Ein Minarett, eine Moschee stört das gleichförmige Stadtbild, das geprägt ist von Mietshäusern, Geschäften und Kirchtürmen. Auch eine Synagoge ist da fehl am Platz, so wie kürzlich eine Gemeinderätin in Herford befand.
Sie stimmte gegen einen städtischenn Zuschuss zum Bau einer Synagoge, gegen die „Partikularinteressen einer Religionsgemeinschaft“.
Hat diese Frau vergessen, wieviele Milliarden der deutsche Staat jedes Jahr den christlichen Kirchen zuschießt? Oder ist das was anderes, weil die Bezahlung des christlichen Kirchenpersonals durch den Staat auf uralten Verträgen beruht?
Eine junge Reporterin rief Anette Kahane für ein Interview an und fragte dies und das zu Rechtsextremismus. Und dann kam der interessante Teil. In Taucha, Sachsen-Anhalt sei ein Jugendlicher aus einer Besuchergruppe zusammengeschlagen worden. Von irgendwelchen Rechten, sagte sie. Die hätten dabei immer „Du Scheiß-Jude, verpiss dich“ und ähnliches gebrüllt. „Nun, Frau Kahane, was meinen Sie? Ist das schon Antisemitismus?“ „Schon? Ja klar, was denn sonst?!“ sagte diese „Naja“, Neue_Synagoge_Berlin meinte die Reporterin, „aber das Opfer war doch ein Israeli“.

War die Entscheidung der Herforder Stadträtin Antisemitismus? Ach so, ich vergaß zu erwähnen, dass es sich bei dieser Abgeordneten nicht um eine Abgeordnete der NPD oder der sogenannten Pro-Bewegung handelte. Nein, es war ein Mitglied der LINKE.
Linker Antisemitismus? Oder war es "nur" das, was ihre Freundin und Bundestagsabgeordnete der Linken Inge Höger nur Tage zuvor als Crew-Mitglied der Gaza-Flottille vorlebte, als sie mit islamistischen Antisemiten zusammen gegen Israel der Hamas zu Ruhm verhelfen wollte? Wo sind da die Unterschiede?
Nein, Antisemitismus sei das nicht. Das sei Antizionismus. Und das sei nur Kritik an der Politik des Staates Israel, hört man dann immer wieder. Wird da wirklich unterschieden? Zwischen  der Kritik an DEN Juden und der Kritik an dem Staat Israel?
Die Juden sind mal wieder selber schuld. Denn gäbe es den Staat Israel nicht, gäbe es ja auch keinen Grund, ihn zu bekämpfen, gäbe es keinen grund einen Juden – Verzeihung: einen  Israeli – in Deutschland zusammen zu schlagen, gäbe es auch keinen Grund gegen den Bau einer Synagoge zu stimmen.

Die Juden- und Israelfeindlichkeit ist die eine Seite der selben Medaille, auf deren anderen die Islamfeindlichkeit steht.

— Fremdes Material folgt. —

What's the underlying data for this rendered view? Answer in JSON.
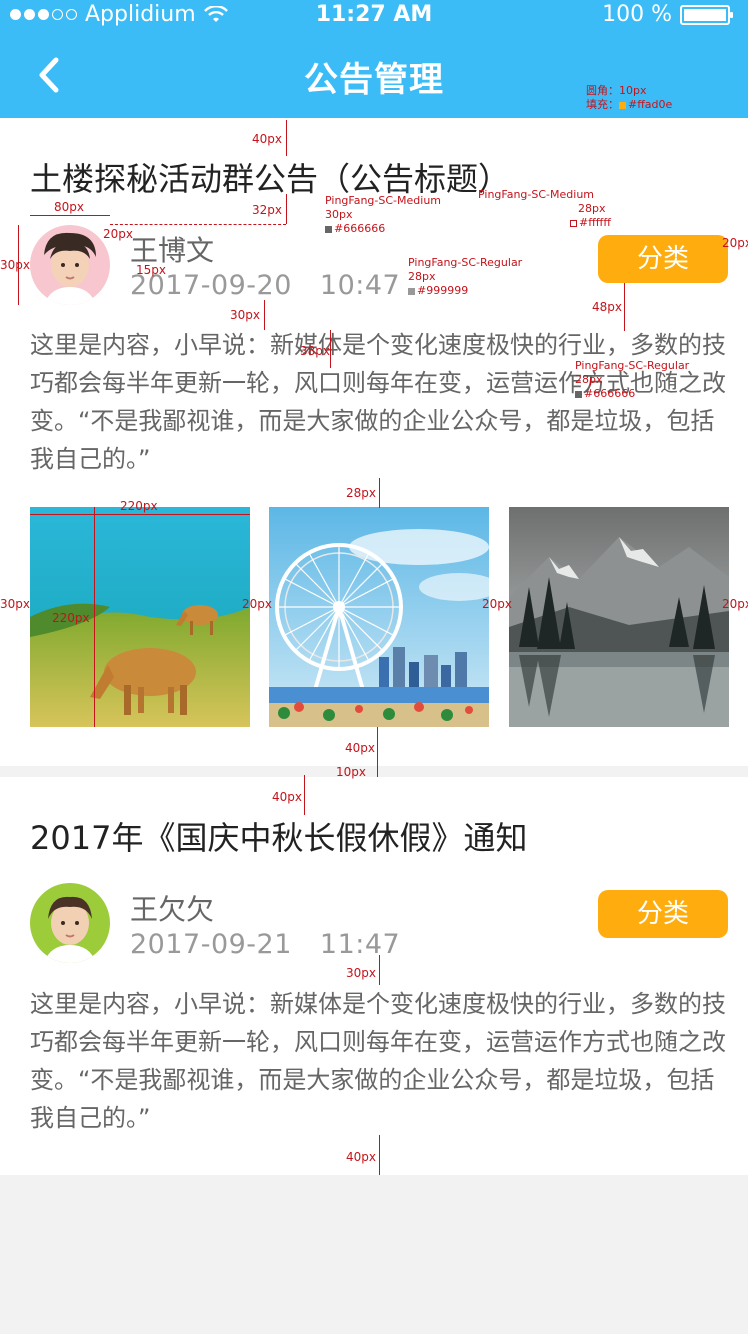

WIR, die deutsche Volksgemeinschaft muss sich schützen. Sie muss im Vordergrund aller Überlegungen stehen. Und wenn mehrere Millionen Menschen in Pakistan von Seuchen und Tod bedroht sind, so müssen Spenden für den Wiederaufbau eines bei der Überschwemmung bei Görlitz beschädigten Zoos Vorrang vor den Spenden für Pakistan haben. Nunja: sind ja eh nur Muslime dort.

Und weil das Abendland untergehen könnte, können wir es natürlich auch nicht dulden, wenn in unseren Städten Moscheen und muslimische Gemeindezentren gebaut werden sollen, ebensowenig wie Synagogen.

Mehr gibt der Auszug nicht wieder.